I specify that with the term frugality I am not criticizing the natural phenomena of growth, but our "growth society" where frugality has a negative meaning, linked to deprivation and poverty. Growth as a biological phenomenon is, of course, a wonderful thing. Plants and animals are born and develop. The biological cycle of birth, development, maturation, decline and death of the living and its reproduction are also the condition for the survival of the human species, in harmony with the surrounding plant and animal environment.

In the book The Physiology of Taste, Anthelme Brillat-Savarin (my inspirer) defines gastronomy as "the reasoned knowledge of everything that refers to man as a being who feeds" and therefore: natural history, physics, economics, politics, etc. In this sense, the proposal of frugal abundance is a project that has social, agricultural, nutritional, culinary and sensory implications, in short, from the field to the table. But why do we want to promote this vision? Because Western society (and not only) is no longer in symbiosis with nature but exploits it mercilessly, in order to grow infinitely. It is a pity that such a society is not sustainable for the simple fact that it clashes with the limits of nature. It is in fact based on a triple limitlessness: that of the production and therefore of the withdrawal of resources, renewable and non-renewable, that of the production of needs - and therefore of superfluous products - and finally that of the production of waste and consequently of the emission of waste and pollution (of the air, of the earth, of water).

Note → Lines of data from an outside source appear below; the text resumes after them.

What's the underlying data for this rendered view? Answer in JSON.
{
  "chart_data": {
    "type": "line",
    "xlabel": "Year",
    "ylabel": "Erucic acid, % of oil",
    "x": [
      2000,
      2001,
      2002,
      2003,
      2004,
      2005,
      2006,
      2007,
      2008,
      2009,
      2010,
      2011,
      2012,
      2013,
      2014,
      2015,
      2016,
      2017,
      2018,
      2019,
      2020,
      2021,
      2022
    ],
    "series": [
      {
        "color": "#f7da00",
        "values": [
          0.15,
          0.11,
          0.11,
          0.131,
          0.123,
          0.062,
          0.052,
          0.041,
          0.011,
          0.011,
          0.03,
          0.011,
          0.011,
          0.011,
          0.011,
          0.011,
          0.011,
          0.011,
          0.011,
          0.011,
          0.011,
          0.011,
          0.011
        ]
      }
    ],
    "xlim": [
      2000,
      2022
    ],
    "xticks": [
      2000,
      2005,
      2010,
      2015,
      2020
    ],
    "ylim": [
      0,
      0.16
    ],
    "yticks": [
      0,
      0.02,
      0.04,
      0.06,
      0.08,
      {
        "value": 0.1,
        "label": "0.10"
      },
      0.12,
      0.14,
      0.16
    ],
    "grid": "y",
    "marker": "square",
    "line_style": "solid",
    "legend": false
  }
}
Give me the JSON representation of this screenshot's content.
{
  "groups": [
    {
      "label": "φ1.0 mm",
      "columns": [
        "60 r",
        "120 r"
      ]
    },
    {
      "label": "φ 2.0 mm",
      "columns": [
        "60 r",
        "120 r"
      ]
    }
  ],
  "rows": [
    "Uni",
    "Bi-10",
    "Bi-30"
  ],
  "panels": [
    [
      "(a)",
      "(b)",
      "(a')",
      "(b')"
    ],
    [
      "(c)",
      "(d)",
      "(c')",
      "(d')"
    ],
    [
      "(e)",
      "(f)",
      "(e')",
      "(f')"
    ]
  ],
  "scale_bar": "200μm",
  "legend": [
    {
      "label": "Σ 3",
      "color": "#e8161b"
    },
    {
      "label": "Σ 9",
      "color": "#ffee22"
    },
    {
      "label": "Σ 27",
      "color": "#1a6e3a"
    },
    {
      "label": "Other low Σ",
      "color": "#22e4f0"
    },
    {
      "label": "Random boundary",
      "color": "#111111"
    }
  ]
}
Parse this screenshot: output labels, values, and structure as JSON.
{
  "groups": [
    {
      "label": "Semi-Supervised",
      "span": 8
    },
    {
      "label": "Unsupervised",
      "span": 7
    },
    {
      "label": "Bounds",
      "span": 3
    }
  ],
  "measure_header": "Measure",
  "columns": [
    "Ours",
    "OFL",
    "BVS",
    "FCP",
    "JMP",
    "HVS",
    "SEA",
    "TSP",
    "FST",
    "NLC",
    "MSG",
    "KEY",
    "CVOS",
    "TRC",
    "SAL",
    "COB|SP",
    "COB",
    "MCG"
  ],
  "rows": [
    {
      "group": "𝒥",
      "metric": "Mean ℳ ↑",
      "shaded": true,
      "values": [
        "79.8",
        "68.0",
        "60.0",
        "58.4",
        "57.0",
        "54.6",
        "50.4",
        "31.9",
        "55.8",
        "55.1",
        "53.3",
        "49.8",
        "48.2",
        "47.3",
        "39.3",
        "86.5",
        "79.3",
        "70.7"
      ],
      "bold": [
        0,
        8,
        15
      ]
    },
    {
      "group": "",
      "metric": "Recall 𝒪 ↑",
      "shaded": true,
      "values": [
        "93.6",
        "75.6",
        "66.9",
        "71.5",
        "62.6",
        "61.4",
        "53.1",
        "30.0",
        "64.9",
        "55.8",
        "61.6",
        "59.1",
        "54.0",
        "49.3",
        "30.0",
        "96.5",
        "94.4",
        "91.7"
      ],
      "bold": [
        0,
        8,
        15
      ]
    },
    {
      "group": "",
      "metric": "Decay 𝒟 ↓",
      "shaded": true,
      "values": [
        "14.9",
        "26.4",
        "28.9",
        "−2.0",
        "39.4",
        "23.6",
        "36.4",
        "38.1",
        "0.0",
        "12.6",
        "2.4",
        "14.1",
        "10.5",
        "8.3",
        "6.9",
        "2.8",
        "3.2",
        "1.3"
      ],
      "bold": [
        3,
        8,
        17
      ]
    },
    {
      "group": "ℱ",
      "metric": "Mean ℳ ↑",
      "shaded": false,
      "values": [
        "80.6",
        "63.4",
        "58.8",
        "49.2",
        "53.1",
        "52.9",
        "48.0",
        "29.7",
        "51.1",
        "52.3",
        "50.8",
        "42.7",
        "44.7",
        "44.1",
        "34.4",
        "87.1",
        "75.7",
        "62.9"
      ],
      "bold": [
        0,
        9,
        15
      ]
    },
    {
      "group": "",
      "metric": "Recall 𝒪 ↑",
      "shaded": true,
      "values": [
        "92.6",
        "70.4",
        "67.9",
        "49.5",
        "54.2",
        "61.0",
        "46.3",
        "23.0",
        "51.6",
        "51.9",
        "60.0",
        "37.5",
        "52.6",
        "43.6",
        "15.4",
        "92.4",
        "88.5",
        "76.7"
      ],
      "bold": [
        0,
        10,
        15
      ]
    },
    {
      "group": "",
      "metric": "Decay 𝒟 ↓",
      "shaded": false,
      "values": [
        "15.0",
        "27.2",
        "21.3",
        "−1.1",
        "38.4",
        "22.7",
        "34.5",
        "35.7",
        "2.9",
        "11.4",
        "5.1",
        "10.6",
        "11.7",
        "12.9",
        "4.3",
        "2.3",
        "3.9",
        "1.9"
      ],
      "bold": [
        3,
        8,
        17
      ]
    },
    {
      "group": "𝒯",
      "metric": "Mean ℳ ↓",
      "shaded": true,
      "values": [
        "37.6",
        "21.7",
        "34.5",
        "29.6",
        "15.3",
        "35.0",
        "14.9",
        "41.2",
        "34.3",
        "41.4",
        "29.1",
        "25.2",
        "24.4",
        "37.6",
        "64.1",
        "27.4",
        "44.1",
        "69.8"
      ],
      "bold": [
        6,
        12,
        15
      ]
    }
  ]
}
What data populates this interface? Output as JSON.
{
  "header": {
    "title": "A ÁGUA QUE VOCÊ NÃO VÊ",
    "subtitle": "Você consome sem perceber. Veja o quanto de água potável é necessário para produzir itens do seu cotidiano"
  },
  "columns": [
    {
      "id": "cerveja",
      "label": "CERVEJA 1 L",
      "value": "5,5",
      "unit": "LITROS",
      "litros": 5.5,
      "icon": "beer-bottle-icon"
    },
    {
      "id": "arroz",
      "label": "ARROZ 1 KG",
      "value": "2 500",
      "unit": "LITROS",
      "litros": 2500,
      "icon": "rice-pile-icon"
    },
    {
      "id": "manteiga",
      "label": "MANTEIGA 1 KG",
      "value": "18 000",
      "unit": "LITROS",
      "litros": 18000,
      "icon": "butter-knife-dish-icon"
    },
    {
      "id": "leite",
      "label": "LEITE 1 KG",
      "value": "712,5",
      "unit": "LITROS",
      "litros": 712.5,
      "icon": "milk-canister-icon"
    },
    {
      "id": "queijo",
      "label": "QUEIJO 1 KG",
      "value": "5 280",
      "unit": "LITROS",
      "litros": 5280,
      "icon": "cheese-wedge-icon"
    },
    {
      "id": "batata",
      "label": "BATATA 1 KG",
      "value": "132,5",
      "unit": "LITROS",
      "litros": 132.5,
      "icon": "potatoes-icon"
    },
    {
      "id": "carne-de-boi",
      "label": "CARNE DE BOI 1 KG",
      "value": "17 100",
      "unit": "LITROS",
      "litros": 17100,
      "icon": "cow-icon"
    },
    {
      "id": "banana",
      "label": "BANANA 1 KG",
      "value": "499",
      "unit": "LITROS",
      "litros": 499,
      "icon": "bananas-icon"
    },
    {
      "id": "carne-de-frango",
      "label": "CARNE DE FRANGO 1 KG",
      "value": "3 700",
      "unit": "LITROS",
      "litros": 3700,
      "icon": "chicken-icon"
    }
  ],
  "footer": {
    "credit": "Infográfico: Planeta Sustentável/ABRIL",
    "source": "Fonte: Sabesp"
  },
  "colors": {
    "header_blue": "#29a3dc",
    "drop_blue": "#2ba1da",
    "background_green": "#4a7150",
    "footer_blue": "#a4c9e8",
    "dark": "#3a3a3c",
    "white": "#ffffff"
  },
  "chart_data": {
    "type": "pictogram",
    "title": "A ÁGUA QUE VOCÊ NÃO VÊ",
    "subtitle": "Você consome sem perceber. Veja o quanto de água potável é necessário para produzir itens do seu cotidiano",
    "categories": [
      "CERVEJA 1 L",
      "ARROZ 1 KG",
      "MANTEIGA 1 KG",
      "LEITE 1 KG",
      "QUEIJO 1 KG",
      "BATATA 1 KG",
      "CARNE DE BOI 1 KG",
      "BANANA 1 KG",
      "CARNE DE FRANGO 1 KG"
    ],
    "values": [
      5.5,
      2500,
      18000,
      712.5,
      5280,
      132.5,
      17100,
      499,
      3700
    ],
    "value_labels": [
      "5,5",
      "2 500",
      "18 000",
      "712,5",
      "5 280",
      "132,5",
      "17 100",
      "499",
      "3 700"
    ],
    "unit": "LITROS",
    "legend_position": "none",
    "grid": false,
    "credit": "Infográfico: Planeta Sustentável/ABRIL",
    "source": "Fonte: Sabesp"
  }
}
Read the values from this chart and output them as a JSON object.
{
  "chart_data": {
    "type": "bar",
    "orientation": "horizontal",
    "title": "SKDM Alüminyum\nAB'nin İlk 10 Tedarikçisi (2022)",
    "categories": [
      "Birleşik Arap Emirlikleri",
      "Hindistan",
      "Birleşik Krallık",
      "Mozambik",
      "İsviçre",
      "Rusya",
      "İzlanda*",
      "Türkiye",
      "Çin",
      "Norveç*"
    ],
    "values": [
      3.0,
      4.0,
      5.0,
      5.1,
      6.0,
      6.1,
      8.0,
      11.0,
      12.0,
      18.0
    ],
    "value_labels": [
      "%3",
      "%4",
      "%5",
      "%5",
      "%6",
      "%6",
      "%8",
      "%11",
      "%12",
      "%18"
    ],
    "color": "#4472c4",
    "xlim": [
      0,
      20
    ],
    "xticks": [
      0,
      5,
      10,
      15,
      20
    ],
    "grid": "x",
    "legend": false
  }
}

The consequences of this organization are disastrous for agriculture, society, food and health. Just to give an example, if we focus on the agricultural world, it means the impoverishment of the vernacular, that is, that very diversified form of cultivation created to deal with any situation (aridity, frost, excessive heat, floods), applied thanks to a knowledge (also empirical) that concerned the territory and the means to intervene in it.

Industrial agriculture, driven solely by the concern for rent, favors monoculture and genetic manipulation in the service of the interests of agri-food multinationals. As a result, about three-quarters of the genetic diversity of agricultural crops, according to the FAO, has been lost over the past century. Monoculture also has disastrous effects on the landscape, leading to an increasingly monotonous uniformity. Industrial agriculture does not give life to a landscape, it flattens it. Modern economic logic has transformed abundance into varietal poverty and assigned a negative value to frugality. It is for these reasons that I want to promote frugal abundance for our food happiness.